The protocol empowers nurses to evaluate a patient’s need for an indwelling urinary catheter and remove it promptly when it is no longer medically necessary. The protocol requires:

  • Urinary catheters are inserted only when medically necessary
  • A physician must order a catheter
  • Each shift evaluate and document the medical necessity for the catheter
  • Urinary catheters not be used for convenience
  • Urinary catheters not be inserted to monitor output with the exception of intensive care units, where hourly output is necessary for hemodynamic monitoring

It stands to reason that because nurses are on the frontline of patient care, they should have such autonomy. “Nurses are the critical bedside piece in the care of our patients,” Dr. O’Connor said. “They spend the entire day with the patient. They are doing critical thinking on a minute-by-minute basis. They have the most opportunity to intervene with the patient and reduce the risk of infection. Physicians aren’t at the bedside as long as nurses, and their priority is to address critical issues of the day.”

Foley Graph

Infection preventionists round throughout the hospital to help bedside nurses understand the need for applying the protocol. They educate nurses about catheter alternatives, including using bedpans, commodes, external male or female catheters, and straight intermittent catheterizations.

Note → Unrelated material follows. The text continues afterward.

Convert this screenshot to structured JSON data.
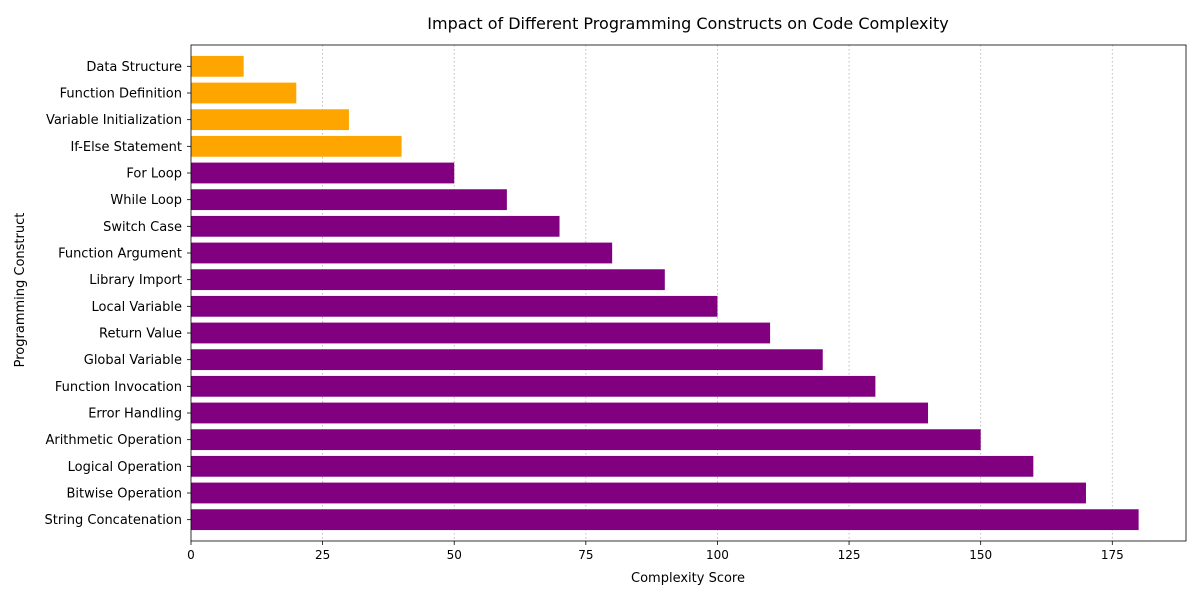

Nursing documentation keeps physicians informed. Each day, the patient’s electronic medical record prompts the attending physician to document the continued need for an indwelling catheter. There are two exceptions to the protocol. The catheter cannot be removed without a discussion with the physician if: 1) the patient is being treated with urology or genitourinary services; and/or 2) if the patient had surgery involving the urinary tract or any contiguous structures.

“My patients have been receptive,” Dr. O’Connor said. “Female patients have remarked on the comfort level of external catheters and that they provide more mobility. Additionally, they know they are being taken care of without being put at increased risk for infection.”

Mary O'Connor, MDMary C. O’Connor, MD

Dr. O’Connor earned her medical degree from the Medical College of Wisconsin, where she completed her internal medicine residency. She was an infectious disease fellow at the University of Kansas.